Some MPS VI patients develop a cardiomyopathy with cardiac enlargement (29). However, heart dimensions in MPS VI mice are not significantly altered up to an age of 12 mo, which represents about half the lifespan of a laboratory mouse. Reduced indices of myocardial performance, i.e. reduced shortening fraction, have been reported for 3 of 11 MPS VI patients investigated by cardiac catheterization or echocardiography (5, 28, 29). In addition, case reports with clinical heart failure in MPS VI have been published (30, 31). In contrast to the relatively low frequency of impaired myocardial contraction in MPS VI patients, an important finding of the present study was the clear decrease of the shortening fraction in all MPS VI mice ranging from 17.3% to 30.5% compared with 34.5%– 44.3% in wild-type controls. This reduced myocardial contraction of MPS VI mice is mainly due to an increased end-systolic left ventricular diameter. Consequently, diastolic suction function of the LV is also impaired in MPS VI mice as demonstrated by the reduced Vmax of the mitral E-Wave. In contrast, contraction of the left atrium of MPS VI mice was not significantly impaired as indicated by comparable velocities of the mitral A-Wave in wild-type and MPS VI mice. There was no clear indication for LV-hypertrophy as a potential explanation of the LV-wall stiffening in MPS VI mice. Thus, interstitial accumulation of GAG storage material is likely to impair LV contraction by increasing the stiffness of the ventricle, which results in the markedly reduced cardiac output observed in the MPS VI mouse. In summary, the heart of MPS VI mice shows the typical valve histopathology as seen in MPS VI patients, but valve impairment occurs less frequently in MPS VI mice. In contrast, compromised myocardial function occurs consistently in MPS VI mice and, therefore, more frequently than in MPS VI patients. The latter finding may be due to a greater extent of interstitial GAG storage in MPS VI mice compared with patients, but quantitative data on GAG storage in human MPS VI myocardium are not available at present.

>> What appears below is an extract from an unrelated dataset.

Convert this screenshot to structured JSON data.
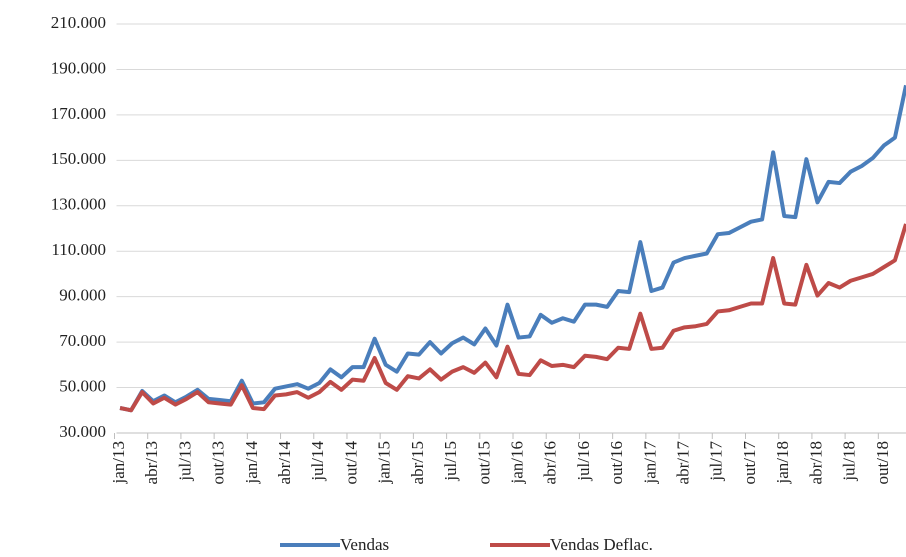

Atrophy and swelling of the optic nerve have been occasionally described in MPS VI patients (4, 32), yet no such alterations were found in MPS VI mice. However, the optic nerve involvement and spinal cord compression frequently occurring in MPS VI patients (3336), can best be explained by GAG-storage in the fibroblasts of the dura mater. Although the spinal cord of MPS VI mice was not investigated in this study, histologic changes and GAG-storage in the dura mater around the optic nerve were detected in a single ASB-deficient mouse indicating that dura involvement is not a consistent feature of the present MPS VI mouse model.

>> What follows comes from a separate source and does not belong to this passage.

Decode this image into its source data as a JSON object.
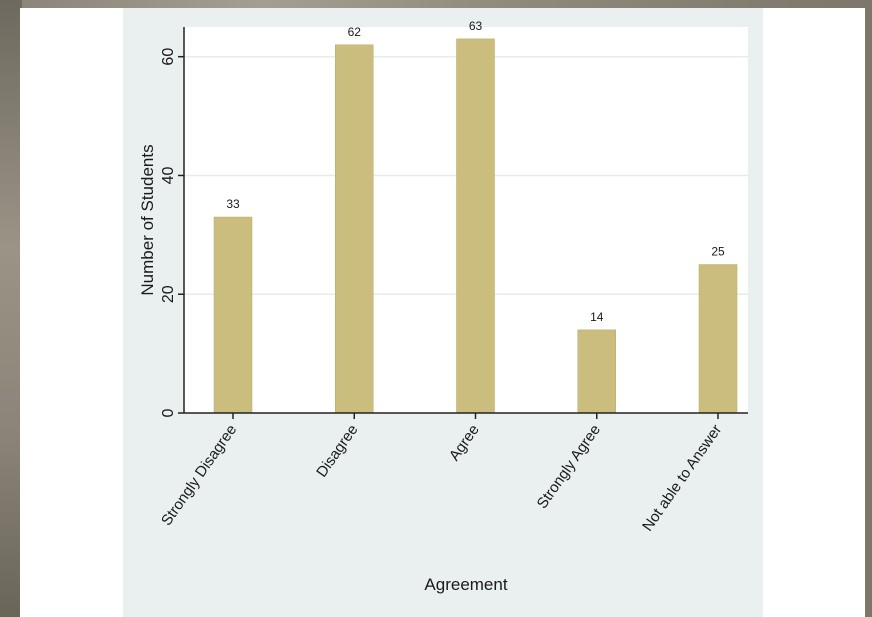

Corneal opacities and corneal clouding are often observed in all forms of MPS VI (1, 3). Corneal transplantation for treatment of these symptoms has been performed in patients with only limited success (37, 38). Thus, the development of curative therapies should also aim for prevention or reversal of corneal symptoms. All MPS VI mice show marked alterations of keratocytes in the corneal epithelium and disarrangement of collagen fibrils and GAG storage in the stroma. Besides the MPS VI mice, the other animal models of MPS VI also show impairment of corneal epithelia and stroma (10, 39). However correction of lysosomal storage in keratocytes by enzyme replacement therapy in feline MPS VI proved to be unsuccessful for the correction of cartilage-chondrocytes, even when the enzyme was administered in high doses starting at birth. Hence, analysis of the cornea should be considered a valuable parameter in therapy trials of the MPS VI mouse model.

CONCLUSION

In conclusion, ASB-deficient mice provide a model of MPS VI that is not only characterized by skeletal dysplasia but also by damage of the cornea and functional impairment of the heart. This will allow the assessment of the efficiency of enzyme replacement therapy as well as somatic gene therapy in this animal model with regard to the clinically relevant manifestations of this lysosomal storage disease.